The Daily Item, Sunbury, PA

September 6, 2013

Hybrids’ funding puzzle

By John Finnerty

HARRISBURG — Should the government punish responsible drivers? Consider the situation with people who buy hybrid vehicles. Or those who buy natural gas-powered vehicles.

Their actions are good for the environment. Natural gas vehicle are good for Pennsylvania’s new economy. Alternative energy is good for America because it reduces our dependence on foreign oil.

But buying alternative energy-fueled vehicles is not good for PennDOT.

The Department of Transportation’s funding model is stuck in the 20th Century. The state collects taxes for road repairs based on fuel consumption rather than how many miles a vehicle travels.

On top of that, the tax is a flat amount per gallon rather than a percentage of the price per gallon. So, even though the price of gas now exceeds $3.50 a gallon, the state’s take is unchanged.

But the price at the pump is encouraging more people to buy fuel-efficient vehicles.

It occurred to me to wonder about all this after listening to a lobbyist opine that it’s dumb that one state agency (the Department of Environmental Protection) provides incentives for people to buy alternative energy vehicles when it creates this funding conundrum for another state agency, PennDOT.

So, again the question is: Should the government punish responsible drivers?

Thus far, no Pennsylvania lawmaker has mustered the gumption to suggest it.

A Transportation Funding Advisory Commission considered the question but decided that it wouldn’t make sense to discourage people from buying fuel-efficient vehicles, said state Rep. Mark Longietti, D-Mercer County.

Instead, the TFAC crowd suggested that the state lift the cap on the wholesale tax on gas, recognizing it as the least bad idea, it seems. That plan will translate into an estimated increase in the price at the pump of between 25-28 cents per gallon, according to most estimates.

No one much likes that.

Longietti concedes he opposed the transportation funding plan because of the tax increase and the fact that there just didn’t seem to be enough in the plan to benefit his constituents. But, Longietti, a member of the House transportation committee, notes that he has not heard a better idea.

It may not be long before someone decides it’s time to punish drivers for getting fuel-efficient cars. Or, if punish is too strong, develop a plan that reflects how much a vehicle uses the road.

North Carolina lawmakers came up with the idea of a Prius tax. Hybrid owners would pay an extra $50 a year on their vehicle registration. Owners of all-electric vehicles would pay an extra $100 a year to register their cars.

But that’s not as crazy as Oregon’s plan.

Oregon may have Big Brother watch where everyone drives and then deduct a fee based on where and how far the vehicle goes.
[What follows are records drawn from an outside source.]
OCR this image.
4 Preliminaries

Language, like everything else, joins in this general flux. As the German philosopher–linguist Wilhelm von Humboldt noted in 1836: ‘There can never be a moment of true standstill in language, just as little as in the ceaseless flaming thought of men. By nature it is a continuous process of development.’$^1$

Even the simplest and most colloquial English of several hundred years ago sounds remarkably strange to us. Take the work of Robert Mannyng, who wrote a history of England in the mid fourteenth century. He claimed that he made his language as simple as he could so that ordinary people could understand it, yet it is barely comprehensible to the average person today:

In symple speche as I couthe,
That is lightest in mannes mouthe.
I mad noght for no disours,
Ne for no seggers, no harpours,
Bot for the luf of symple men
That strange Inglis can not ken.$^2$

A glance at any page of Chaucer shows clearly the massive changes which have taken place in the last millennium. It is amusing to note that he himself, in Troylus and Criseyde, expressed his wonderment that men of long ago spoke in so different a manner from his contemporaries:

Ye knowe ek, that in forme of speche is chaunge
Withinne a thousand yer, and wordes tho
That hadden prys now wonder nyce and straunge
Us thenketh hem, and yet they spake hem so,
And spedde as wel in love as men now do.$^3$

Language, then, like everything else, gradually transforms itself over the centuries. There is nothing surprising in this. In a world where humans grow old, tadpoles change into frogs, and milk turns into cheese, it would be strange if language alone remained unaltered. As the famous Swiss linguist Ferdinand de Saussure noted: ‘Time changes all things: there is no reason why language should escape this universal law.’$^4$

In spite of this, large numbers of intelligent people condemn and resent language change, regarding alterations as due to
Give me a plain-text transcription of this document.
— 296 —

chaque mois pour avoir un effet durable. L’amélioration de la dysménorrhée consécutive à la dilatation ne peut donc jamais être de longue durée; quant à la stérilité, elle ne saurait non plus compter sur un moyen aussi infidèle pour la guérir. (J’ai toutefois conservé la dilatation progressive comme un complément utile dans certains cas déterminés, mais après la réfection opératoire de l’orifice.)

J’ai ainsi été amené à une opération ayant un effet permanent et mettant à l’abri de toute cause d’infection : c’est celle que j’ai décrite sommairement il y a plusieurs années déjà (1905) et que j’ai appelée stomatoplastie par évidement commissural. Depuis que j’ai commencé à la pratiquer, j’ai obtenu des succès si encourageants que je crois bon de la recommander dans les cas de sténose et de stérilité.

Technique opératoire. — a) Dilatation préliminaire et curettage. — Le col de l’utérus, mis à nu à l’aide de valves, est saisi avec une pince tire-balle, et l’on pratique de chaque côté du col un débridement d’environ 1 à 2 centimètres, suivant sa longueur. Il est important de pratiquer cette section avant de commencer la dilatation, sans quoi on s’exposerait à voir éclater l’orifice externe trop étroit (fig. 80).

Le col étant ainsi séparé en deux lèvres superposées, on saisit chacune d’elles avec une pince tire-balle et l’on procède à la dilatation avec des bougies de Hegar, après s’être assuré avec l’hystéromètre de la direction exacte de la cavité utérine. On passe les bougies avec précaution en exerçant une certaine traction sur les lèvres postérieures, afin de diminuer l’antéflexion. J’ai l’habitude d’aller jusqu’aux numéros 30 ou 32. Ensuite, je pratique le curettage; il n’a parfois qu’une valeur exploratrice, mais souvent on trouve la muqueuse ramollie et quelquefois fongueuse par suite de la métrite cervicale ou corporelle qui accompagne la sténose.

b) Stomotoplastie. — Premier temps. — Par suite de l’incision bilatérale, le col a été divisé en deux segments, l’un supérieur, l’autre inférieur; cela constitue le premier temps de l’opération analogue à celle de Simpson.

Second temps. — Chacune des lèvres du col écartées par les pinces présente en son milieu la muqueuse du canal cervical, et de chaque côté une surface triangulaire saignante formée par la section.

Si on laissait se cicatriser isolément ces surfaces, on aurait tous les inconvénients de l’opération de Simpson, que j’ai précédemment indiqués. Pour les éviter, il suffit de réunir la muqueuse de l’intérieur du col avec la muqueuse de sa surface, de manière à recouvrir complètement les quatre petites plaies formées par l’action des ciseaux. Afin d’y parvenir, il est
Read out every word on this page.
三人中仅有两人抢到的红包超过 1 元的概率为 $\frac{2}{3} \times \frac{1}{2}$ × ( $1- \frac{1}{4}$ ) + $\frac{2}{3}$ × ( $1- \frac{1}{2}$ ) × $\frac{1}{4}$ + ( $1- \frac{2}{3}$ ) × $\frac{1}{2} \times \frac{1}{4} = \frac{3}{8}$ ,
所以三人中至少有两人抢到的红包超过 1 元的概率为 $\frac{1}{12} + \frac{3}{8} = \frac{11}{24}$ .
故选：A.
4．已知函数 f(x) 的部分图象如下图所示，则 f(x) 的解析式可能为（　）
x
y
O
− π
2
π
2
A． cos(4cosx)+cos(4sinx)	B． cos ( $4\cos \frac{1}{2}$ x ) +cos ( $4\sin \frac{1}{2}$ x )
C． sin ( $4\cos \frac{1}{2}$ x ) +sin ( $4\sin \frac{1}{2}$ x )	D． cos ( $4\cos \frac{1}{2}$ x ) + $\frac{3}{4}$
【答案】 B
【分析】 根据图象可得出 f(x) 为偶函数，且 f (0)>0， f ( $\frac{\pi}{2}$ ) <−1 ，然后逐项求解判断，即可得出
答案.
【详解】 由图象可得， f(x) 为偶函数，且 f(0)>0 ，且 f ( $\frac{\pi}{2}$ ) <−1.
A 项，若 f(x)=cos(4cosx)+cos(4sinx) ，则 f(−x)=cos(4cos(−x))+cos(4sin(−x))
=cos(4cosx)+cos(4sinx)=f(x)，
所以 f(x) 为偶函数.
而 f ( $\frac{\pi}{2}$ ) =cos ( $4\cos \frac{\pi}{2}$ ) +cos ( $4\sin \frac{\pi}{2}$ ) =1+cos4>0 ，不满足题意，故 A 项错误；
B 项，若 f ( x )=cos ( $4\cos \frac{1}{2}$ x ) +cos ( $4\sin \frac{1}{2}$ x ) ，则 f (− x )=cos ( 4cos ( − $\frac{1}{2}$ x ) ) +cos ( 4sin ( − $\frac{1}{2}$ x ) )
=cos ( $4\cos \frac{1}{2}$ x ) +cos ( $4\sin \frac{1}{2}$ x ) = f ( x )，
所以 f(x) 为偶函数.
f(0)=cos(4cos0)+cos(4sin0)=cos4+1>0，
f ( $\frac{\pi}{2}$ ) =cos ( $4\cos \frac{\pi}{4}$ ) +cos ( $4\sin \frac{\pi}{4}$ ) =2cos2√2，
Which is downright creepy.

They call it a vehicle miles traveled fee. Longietti said that when Oregonians visited a couple years ago, they described a system so sophisticated it can detect if you are driving in rush hour on a congested roadway so the state can charge you extra for helping clog the road.

As you can imagine, that plan ran into some resistance from the Americans who live in Oregon. The program is currently voluntary. Participants pay 1.5 cents per mile they travel, but they don’t have to pay the state’s gas tax.

We’ll see how that goes. But, it’s clear enough that with no one in Pennsylvania coming up with any great ideas for transportation funding, it is possible that Big Brother might be the one with the best answer. Creepy as it seems.